“Yakexi, this is the best age!” Dong MW works hard and get high pay, he has many 1 Jiao and 5 Jiao banknotes(纸币), some day he went to a bank and changes part of his money into 1 Yuan, 5 Yuan, 10 Yuan.(1 Yuan = 10 Jiao)
“Thanks to the best age, I can buy many things!” Now Dong MW has a book to buy, it costs P Jiao.
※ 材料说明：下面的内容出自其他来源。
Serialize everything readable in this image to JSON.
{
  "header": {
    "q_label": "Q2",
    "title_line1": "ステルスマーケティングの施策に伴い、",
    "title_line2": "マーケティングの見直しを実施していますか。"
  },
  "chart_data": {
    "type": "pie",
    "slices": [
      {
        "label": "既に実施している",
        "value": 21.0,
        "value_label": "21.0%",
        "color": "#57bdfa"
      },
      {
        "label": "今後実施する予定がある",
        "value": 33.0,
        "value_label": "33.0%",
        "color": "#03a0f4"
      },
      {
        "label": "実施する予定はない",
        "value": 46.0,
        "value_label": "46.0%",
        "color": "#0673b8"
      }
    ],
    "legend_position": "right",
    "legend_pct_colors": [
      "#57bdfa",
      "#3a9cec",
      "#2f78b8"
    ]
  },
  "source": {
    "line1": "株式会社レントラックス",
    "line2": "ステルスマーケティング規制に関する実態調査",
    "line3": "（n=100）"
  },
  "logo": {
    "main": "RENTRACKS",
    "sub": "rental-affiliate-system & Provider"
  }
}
He wonders how many banknotes at least,and how many banknotes at most he can use to buy this nice book. Dong MW is a bit strange, he doesn’t like to get the change, that is, he will give the bookseller exactly P Jiao.
Input
T(T<=100) in the first line, indicating the case number.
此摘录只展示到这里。